ROANOKE TIMES

                         Roanoke Times
                 Copyright (c) 1995, Landmark Communications, Inc.

DATE: SUNDAY, January 30, 1994                   TAG: 9401280017
SECTION: CURRENT                    PAGE: NRV-2   EDITION: NEW RIVER VALLEY 
SOURCE: STEVE KARK
DATELINE:                                 LENGTH: Medium


DOGS DOING WHAT DOGS DO BEST: RAISING A STINK

It's not all wildflowers and birdsongs out here in Rye Hollow. Sometimes it gets pretty nasty, too - nasty enough to make me wish I had a nice, trouble-free apartment in town. One that forbids big dogs.

I should have taken the buzzards as a warning sign. I mean, when you get home from work and find a dozen or so lurking in the trees above your house, it shouldn't take a Shakespearean prince to see that something's rotten in Denmark.

But no, not this transplanted city boy. I parked the car and found the dogs barking in the yard and the cats snoozing under the deck chairs like they always do. After a brief survey revealed nothing out of the ordinary, I quickly put the incident out of my mind.

A couple weeks went by before I noticed that the dogs disappeared for longer stretches when I let them out at night. They sleep indoors, but I generally let them out before I go to bed.
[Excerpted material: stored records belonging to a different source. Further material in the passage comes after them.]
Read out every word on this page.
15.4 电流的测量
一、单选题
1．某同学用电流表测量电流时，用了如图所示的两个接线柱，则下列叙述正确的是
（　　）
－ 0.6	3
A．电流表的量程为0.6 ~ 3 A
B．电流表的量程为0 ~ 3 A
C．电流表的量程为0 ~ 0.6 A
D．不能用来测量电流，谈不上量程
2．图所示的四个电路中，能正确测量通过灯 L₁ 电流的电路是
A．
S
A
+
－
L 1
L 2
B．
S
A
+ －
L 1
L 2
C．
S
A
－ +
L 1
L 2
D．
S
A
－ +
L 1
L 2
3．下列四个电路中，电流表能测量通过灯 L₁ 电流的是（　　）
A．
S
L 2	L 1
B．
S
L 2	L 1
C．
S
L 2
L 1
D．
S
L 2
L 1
Our nearest neighbor is a far piece over the ridgeline, so I know the dogs shouldn't bother anyone. Besides, they usually don't wander off in the darkness, and almost always come racing back after my first call.

But lately, they'd stay away 30 minutes or more. And let me tell you, when I'm ready to hit the sack those minutes-in-waiting sorely try my patience. What, I wondered, could they be up to?

The first hints appeared gradually. (I'll try to put this as delicately as possible - this being Sunday and all.) As you probably know, dogs have an odor about them that I wouldn't describe as unpleasant, but I also wouldn't go so far as to say I'd like to bury my face in it.

Suffice it to say that our dogs don't generally smell like those men's cologne tear-outs that come inside my monthly copy of Esquire. At best, after a good romp through the woods around the house, they have a clean, woodsy odor to them. At worst . . . well, that's coming.

Maybe you don't have a dog. That being the case, you may not know about their apparently instinctive habit of dragging obnoxious things home for your approval. Or maybe that's precisely why you don't have one.

You'd think they'd know better, what with those big snouts poked out the front of their faces. Everybody knows that they're supposed to have well-developed noses. Can't they tell that that unrecognizable glob they just dragged out of the woods smells to high heaven?

Oh, they know it smells all right, but they like the smell. They seek out smelly things. And when they've found something that smells so bad it brings tears to your eyes, they like to roll in it and wear its scent like some doggy badge of honor.

Ours will even go so far as to drag whatever awful thing they've found and deposit it at our doorstep. They'll sit there with that vile thing before them, tails a-wagging and chests puffed out with pride, waiting for our approval: "Oh my, that's about the smelliest thing you've ever found. Good Dog!"

As I was saying, I began to detect a gradual change in smell when they returned from their evening jaunt. I knew there was something nasty out there, but I hoped it was far enough away where I could keep them away from it if I didn't let them run off to get into it.

No such luck. The buzzards should have been the tipoff. I later followed the dogs along a well-worn path and discovered the ghastly remains of some unfortunate deer. And, without going into detail, it was pretty obvious that the dogs had been at it for quite some time. (Though I don't think they killed it.)

They bounded around the dead deer like it was treasure, and clearly didn't understand my efforts to keep them away.

Oh well, they're dogs after all. Still, it would be nice if ours were like the ones I see on TV: like the dog that runs barking through a burning apartment to awaken its sleeping owners, or the dog that swims to a drowning child and drags it to safety on shore.

Who knows? Maybe our dogs would do the same thing given the chance. Maybe they'd drag us unconscious from our beds during a fire and save our lives.

Yeah sure, but not while there're rotten deer bones to chew on instead.

Steve Kark is an instructor at Virginia Tech and a correspondent for the Roanoke Times & World-News. He writes from his home in scenic Rye Hollow, in a remote part of Giles County south of Pearisburg.